I hate even typing this blog entry because I’d rather stay private with our struggles. It’s hard to admit we’re having problems and that life with our baby girl isn’t perfect all the time. But right now, my desire to have people praying for us is bigger than my desire to appear like I have it all together (and trust me, looking like I have it together is a big deal for me). Some of you know that we’ve been having issues with Eleanor’s weight gain. For those of you who don’t know, here are the details as quickly as I can manage.
On Jan 16th Eleanor was born at 7 lbs, 6 oz. As is typical, she lost weight while in the hospital and when we left she was at 6 lb 10 oz – this was nothing to worry about as it was within the realm of normal newborn weight loss. However, over the last 5 (almost 6) weeks, she’s gained back the weight excruciatingly slowly. In fact, she only hit her birth weight about 2 weeks ago, something she should have done within 10 days of birth.
As of yesterday she weighs 7 lbs, 13 oz, meaning in nearly 6 weeks she’s only gained a net 7 ounces.
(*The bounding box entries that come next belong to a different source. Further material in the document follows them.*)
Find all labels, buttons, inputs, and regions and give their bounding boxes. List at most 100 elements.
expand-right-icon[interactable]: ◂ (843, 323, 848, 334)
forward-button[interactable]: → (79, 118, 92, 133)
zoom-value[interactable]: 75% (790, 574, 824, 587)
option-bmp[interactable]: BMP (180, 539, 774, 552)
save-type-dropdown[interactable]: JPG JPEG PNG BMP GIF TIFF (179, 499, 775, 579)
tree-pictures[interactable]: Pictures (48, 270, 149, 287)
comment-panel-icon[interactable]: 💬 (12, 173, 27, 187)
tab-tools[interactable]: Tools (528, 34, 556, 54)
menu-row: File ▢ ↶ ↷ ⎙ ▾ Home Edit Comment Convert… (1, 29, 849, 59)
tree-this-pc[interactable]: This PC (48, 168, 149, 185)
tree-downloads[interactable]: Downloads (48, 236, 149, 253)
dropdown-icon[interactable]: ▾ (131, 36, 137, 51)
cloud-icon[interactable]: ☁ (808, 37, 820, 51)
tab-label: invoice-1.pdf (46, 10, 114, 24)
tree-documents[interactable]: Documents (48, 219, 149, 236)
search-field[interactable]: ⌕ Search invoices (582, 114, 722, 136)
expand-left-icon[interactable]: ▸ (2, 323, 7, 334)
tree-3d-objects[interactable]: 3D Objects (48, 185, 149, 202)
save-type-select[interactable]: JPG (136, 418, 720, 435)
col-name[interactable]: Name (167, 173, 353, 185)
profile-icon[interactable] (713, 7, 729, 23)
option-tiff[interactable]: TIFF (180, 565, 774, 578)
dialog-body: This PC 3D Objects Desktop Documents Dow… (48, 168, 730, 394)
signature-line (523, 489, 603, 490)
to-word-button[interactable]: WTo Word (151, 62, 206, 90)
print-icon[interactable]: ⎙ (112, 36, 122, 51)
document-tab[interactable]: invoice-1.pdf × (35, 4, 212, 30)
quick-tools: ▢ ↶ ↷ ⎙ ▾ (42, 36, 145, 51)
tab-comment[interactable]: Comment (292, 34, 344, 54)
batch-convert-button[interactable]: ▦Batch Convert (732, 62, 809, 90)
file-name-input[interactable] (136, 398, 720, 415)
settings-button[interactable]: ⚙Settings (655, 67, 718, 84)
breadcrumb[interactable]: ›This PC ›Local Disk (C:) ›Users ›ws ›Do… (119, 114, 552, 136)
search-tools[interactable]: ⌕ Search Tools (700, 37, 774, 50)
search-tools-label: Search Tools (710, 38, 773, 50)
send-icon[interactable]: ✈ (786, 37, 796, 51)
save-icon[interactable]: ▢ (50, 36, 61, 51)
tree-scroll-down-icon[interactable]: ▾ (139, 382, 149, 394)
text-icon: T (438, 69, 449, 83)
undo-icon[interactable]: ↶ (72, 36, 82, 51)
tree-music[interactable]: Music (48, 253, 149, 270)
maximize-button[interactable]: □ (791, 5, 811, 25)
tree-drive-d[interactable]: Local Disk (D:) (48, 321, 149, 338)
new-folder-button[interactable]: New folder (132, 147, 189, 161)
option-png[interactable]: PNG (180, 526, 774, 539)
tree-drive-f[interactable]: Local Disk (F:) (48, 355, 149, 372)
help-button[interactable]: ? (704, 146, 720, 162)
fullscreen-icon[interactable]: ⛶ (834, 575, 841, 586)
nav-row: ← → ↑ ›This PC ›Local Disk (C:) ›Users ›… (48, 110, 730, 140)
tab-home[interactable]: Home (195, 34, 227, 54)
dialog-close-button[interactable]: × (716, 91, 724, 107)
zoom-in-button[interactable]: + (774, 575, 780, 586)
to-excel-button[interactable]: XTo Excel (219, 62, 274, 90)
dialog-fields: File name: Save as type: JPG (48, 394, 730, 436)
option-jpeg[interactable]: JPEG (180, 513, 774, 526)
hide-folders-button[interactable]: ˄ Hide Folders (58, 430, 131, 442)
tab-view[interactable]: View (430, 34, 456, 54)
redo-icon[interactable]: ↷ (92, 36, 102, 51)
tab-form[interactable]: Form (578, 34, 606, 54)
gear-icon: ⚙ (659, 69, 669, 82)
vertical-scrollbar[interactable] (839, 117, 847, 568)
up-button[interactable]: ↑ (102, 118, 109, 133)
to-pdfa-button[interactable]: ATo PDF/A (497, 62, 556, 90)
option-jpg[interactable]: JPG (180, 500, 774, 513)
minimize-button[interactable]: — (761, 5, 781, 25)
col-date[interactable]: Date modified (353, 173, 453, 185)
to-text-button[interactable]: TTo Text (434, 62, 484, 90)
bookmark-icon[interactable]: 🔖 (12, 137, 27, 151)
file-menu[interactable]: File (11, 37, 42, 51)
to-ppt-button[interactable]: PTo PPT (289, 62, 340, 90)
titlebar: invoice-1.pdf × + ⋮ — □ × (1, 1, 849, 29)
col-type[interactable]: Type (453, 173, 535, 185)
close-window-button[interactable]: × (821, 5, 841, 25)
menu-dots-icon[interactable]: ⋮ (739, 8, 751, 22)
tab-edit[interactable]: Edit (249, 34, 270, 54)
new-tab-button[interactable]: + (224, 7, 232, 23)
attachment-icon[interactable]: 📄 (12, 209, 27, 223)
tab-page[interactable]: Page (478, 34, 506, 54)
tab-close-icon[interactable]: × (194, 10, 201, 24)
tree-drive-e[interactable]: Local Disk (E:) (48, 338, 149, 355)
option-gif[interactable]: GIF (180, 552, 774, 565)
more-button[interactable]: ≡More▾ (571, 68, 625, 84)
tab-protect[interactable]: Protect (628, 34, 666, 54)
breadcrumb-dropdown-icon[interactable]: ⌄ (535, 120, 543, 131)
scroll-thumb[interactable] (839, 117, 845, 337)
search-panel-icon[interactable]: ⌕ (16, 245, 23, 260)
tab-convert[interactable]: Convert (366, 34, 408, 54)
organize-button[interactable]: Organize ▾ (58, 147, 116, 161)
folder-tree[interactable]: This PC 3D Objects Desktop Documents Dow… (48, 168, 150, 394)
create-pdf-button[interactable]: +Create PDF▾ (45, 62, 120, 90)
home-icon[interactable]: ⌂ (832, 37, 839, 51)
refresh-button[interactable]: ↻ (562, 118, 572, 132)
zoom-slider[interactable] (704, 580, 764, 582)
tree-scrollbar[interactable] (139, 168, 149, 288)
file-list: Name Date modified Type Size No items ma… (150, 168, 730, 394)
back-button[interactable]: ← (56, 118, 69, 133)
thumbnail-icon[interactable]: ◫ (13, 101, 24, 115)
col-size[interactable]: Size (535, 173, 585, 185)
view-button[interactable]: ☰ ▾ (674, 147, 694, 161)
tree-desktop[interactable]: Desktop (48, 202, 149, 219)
In the weeks since birth she should have been gaining 4-7 ounces per week.
At birth Eleanor was in the 47th percentile for her weight. Yesterday at 7 lb 13 oz, she’s in the 8th percentile – an alarming fact.
With the extremely low percentile for her weight, words like “malnutrition” are being tossed around… totally freaking. me. out. Her percentile puts her in a range called “head sparing” – a condition where an infant’s body preserves her brain (her head circumference is in the 45th percentile) but stops growing elsewhere. I’m shaking just typing this out… I’m picturing the orphans you see on tv with large heads and skinny bodies… how is it possible Eleanor could be described that way?
I’ve been breastfeeding since her birth and we supplemented for about a week between 3-4 weeks – once her weight started climbing I switched back to exclusively breastfeeding but I realize now I shouldn’t have done that. I don’t want to use formula (I’m worried my milk supply will be depleted) but I’m more concerned about her growth. As of now, I’m demand-feeding her (I’ve been doing that for a week and a half now) and attempting to give her a bottle of formula after each feeding to “top her off.” She doesn’t always take it but I’m trying.
Please pray for us…
Pray for Eleanor’s health first. Pray that she would chunk up FAST. Pray that the Lord would protect her brain as we’re trying to get her body to grow. Pray that there would be no long-term effects of this nutrition shortage.
Pray for me. It’s so hard not to take this personally and think that it’s somehow my fault… is my milk deficient? Is there something more I can be doing? I feel like a bad mom, that I’ve missed signs of her discomfort or poor health. It’s easy to feel defeated. I know breastmilk is best and I’m trying to pump myself full of calories so I keep producing good, high-calorie milk. I’ve had a few people (in public, not friends) comment “oh, was she a preemie?” which just stabs my heart because NO! She was a healthy baby and was exactly the perfect size at birth and only 2 days early. I’m becoming so defensive and jumpy about any comments directed at her weight.
Pray for Bronce and me – this is putting a lot of strain on our relationship and I don’t want to sacrifice the closeness we’ve gained since having Eleanor as we deal with this unforeseen struggle. Having some doctors in the family has added extra strain as they give recommendations (which we appreciate very much, but it does overwhelm us!) and as they occasionally freak out (which makes us freak out more since we’re rather uneducated about all of this).